Mots clés : prostate, Cancer, T1a
Auteurs : DESCAZEAUD A, ZERBIB M, CONQUY S, AMSELLEM-OUAZANA D, SAIGHI D, DEBRE B
Référence : Prog Urol, 2001, 11, 662-666
Objectif:L'histoire naturelle du cancer de prostate au stade T1a est généralement favorable mais marquée cependant d'un taux d'évolution non négligeable de 7 à 27% selon les études. Cette étude permettra de rechercher d'éventuels critères prédictifs d'évolution tumorale afin de savoir qui surveiller, qui et comment traiter au moment opportun. Matériel et Méthode:27 patients porteurs d'un cancer de prostate de stade T1a selon la classification TNM 97, ont été suivi pendant une durée moyenne de 79 mois (24-132, med :68). Ils ont été soumis à un bilan complémentaire s'ils étaient âgés de moins de 70 ans, et un protocole strict de surveillance clinique(TR) et biologique(PSA), quelque soit leur age.

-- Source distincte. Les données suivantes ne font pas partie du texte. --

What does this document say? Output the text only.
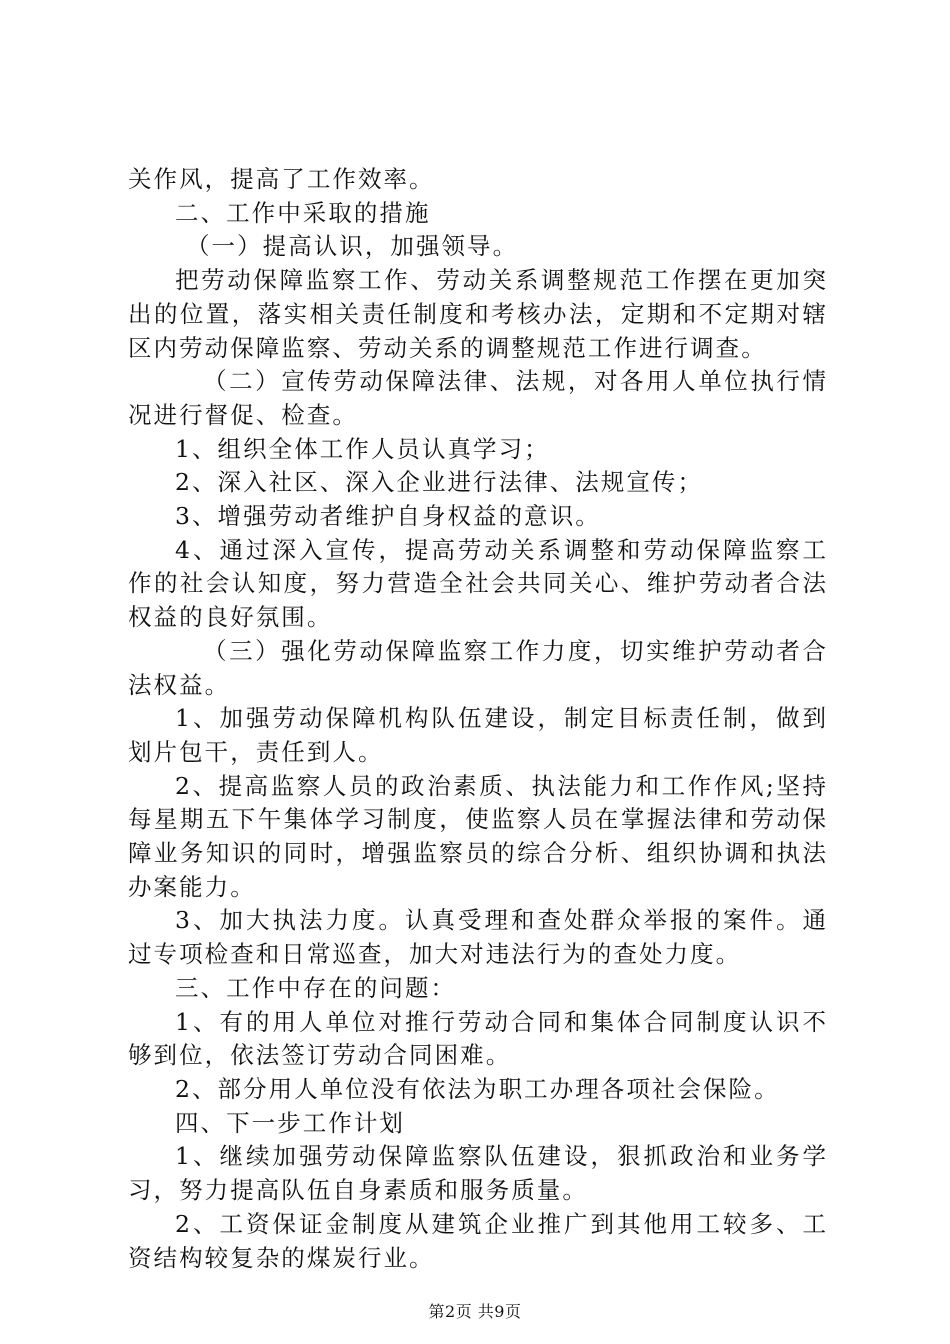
关作风，提高了工作效率。

二、工作中采取的措施

（一）提高认识，加强领导。

把劳动保障监察工作、劳动关系调整规范工作摆在更加突出的位置，落实相关责任制度和考核办法，定期和不定期对辖区内劳动保障监察、劳动关系的调整规范工作进行调查。

（二）宣传劳动保障法律、法规，对各用人单位执行情况进行督促、检查。

1、组织全体工作人员认真学习；

2、深入社区、深入企业进行法律、法规宣传；

3、增强劳动者维护自身权益的意识。

4、通过深入宣传，提高劳动关系调整和劳动保障监察工作的社会认知度，努力营造全社会共同关心、维护劳动者合法权益的良好氛围。

（三）强化劳动保障监察工作力度，切实维护劳动者合法权益。

1、加强劳动保障机构队伍建设，制定目标责任制，做到划片包干，责任到人。

2、提高监察人员的政治素质、执法能力和工作作风;坚持每星期五下午集体学习制度，使监察人员在掌握法律和劳动保障业务知识的同时，增强监察员的综合分析、组织协调和执法办案能力。

3、加大执法力度。认真受理和查处群众举报的案件。通过专项检查和日常巡查，加大对违法行为的查处力度。

三、工作中存在的问题：

1、有的用人单位对推行劳动合同和集体合同制度认识不够到位，依法签订劳动合同困难。

2、部分用人单位没有依法为职工办理各项社会保险。

四、下一步工作计划

1、继续加强劳动保障监察队伍建设，狠抓政治和业务学习，努力提高队伍自身素质和服务质量。

2、工资保证金制度从建筑企业推广到其他用工较多、工资结构较复杂的煤炭行业。

第2页 共9页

Initialement, le PSA moyen était de 7 ng / ml et le Gleason moyen de 4,8. Résultat:20 patients soit 75% n'ont pas présenté de signes d'évolution clinique et/ou biologique et n'ont donc pas été traité. Sept patients soit 25% ont eu un traitement avec un délai moyen de 63 mois (2 prostatectomies radicales, 1 radiothérapie externe, 4 hormonothérapies). Au terme du suivi, tous les patients sont vivants et en rémission complète. Conclusion:A partir de nos résultats et des données de la littérature, l'abstention thérapeutique à condition d'une surveillance stricte et prolongée, est une attitude fréquente face au cancer de prostate de stade T1a confirmé par des biopsies négatives de la coque résiduelle. La vélocité du PSA est la clef de la surveillance, se révélant être le seul facteur prédictif d'évolution tumorale véritablement utilisable en pratique courante. Cependant, notre étude a montré 25% d'évolution tumorale, posant la question surtout pour les patients jeunes d'un traitement à visée curative.